Payne's Creek National Park (PCNP) is a nature reserve in the Toledo District of southern Belize. The government of Belize created the park in 1994 in response to petitioning from community groups in the Monkey River and Punta Negra areas. It is co-managed by the Toledo Institute for Development and Environment and the Belize Forest Department.

==Geography==
The national park lies a bit south of the Monkey River, with its southern boundary at Punta Ycacos Lagoon and its western side marked by the Deep River. While it initially contained Punta Ycacos Lagoon, in 2004 the lagoon, Punta Negra Lagoon and most of the park's coastal ridges were removed, while pine savanna from Deep River Forest Reserve to the north and northeast was added.
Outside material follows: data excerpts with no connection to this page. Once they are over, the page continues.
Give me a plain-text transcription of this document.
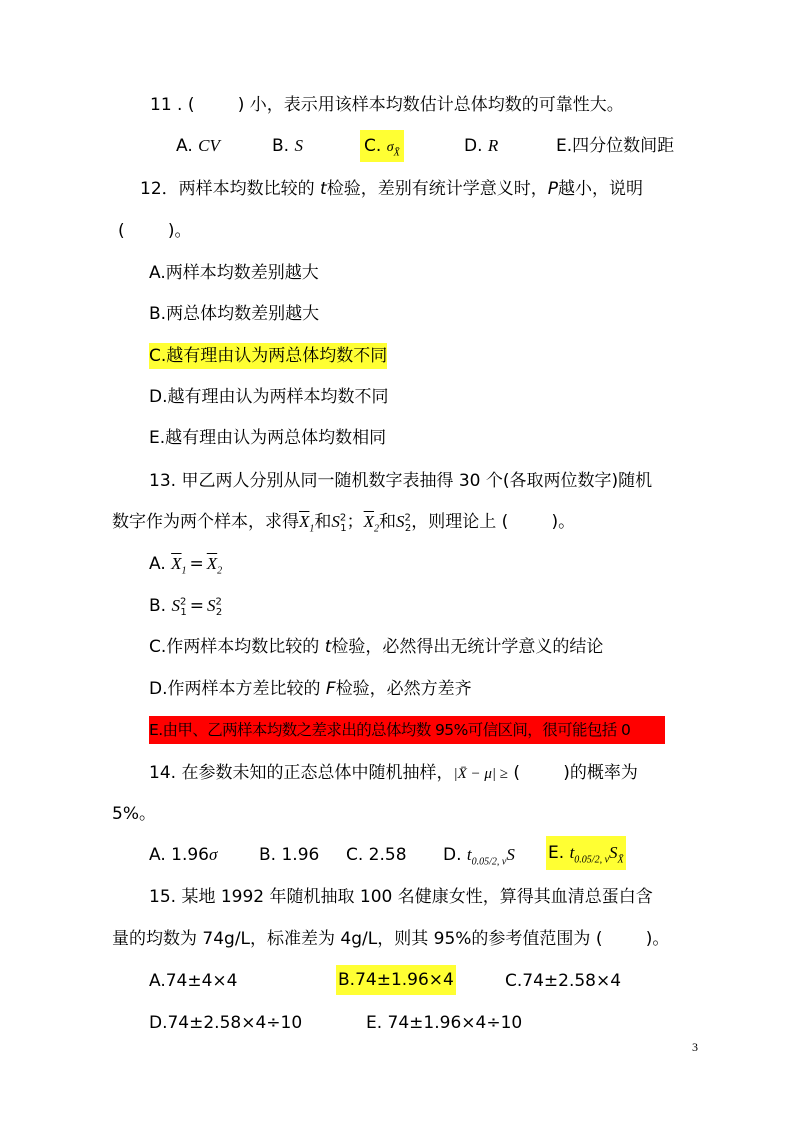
11 . (	) 小，表示用该样本均数估计总体均数的可靠性大。
A. CV	B. S	C. $\sigma_{X̄}$	D. R	E.四分位数间距
12．两样本均数比较的 t检验，差别有统计学意义时，P越小，说明
(        )。
A.两样本均数差别越大
B.两总体均数差别越大
C.越有理由认为两总体均数不同
D.越有理由认为两样本均数不同
E.越有理由认为两总体均数相同
13. 甲乙两人分别从同一随机数字表抽得 30 个(各取两位数字)随机
数字作为两个样本，求得$\overline{X}_1$和$S^2_1$；$\overline{X}_2$和$S^2_2$，则理论上 (        )。
A. $\overline{X}_1 = \overline{X}_2$
B. $S^2_1 = S^2_2$
C.作两样本均数比较的 t检验，必然得出无统计学意义的结论
D.作两样本方差比较的 F检验，必然方差齐
E.由甲、乙两样本均数之差求出的总体均数 95%可信区间，很可能包括 0
14. 在参数未知的正态总体中随机抽样，|X̄ − μ| ≥ (        )的概率为
5%。
A. 1.96σ B. 1.96 C. 2.58 D. $t_{0.05/2, \nu}S$ E. $t_{0.05/2, \nu}S_{X̄}$
15. 某地 1992 年随机抽取 100 名健康女性，算得其血清总蛋白含
量的均数为 74g/L，标准差为 4g/L，则其 95%的参考值范围为 (        )。
A.74±4×4	B.74±1.96×4	C.74±2.58×4
D.74±2.58×4÷10	E. 74±1.96×4÷10
3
It comprises 37680 acre of land consisting of "hypersaline, saline, brackish and freshwater habitats, mangroves, broadleaf forest and savannah".

The following ecosystem types were identified in the park:
- Saline wetlands
- Coastal ridge
- Freshwater / low-salinity wetlands
- Broad-leafed forest
- Savana with / without pines
- Shrublands

==Fauna==
It harbors felines such as the jaguar, ocelot, margay, and jaguarundi; white-lipped peccary; paca; Baird's tapir; white-tailed and red brocket deer; Hawksbill turtle; Morelet's crocodile; and boa constrictor. Under 300 species of birds, such as the jabiru stork, Muscovy duck, and aplomado falcon, either reside in or use the park as wintering grounds.

There are 20 endangered or vulnerable species in residence, including the West Indian manatee, Atlantic goliath grouper, yellow-headed parrot and Yucatán black howler monkey. Howler monkey troops are abundant here, each troop maintaining a home range of 40000 to 70000 m2 in this forest.

==Maya sites==
At least four Maya archaelogical sites have been discovered in Payne's Creek National Park to date. One site is underwater, with rare wooden artifacts, including the first intact Maya paddle ever found, and portions of wooden buildings, preserved by anerobic peat.

The excavations of submerged Mayan saltworks here, dating back to 300–900 AD, highlight the usage of stone tools for cutting meat or fish, salting and preserving them for transporting to inland markets.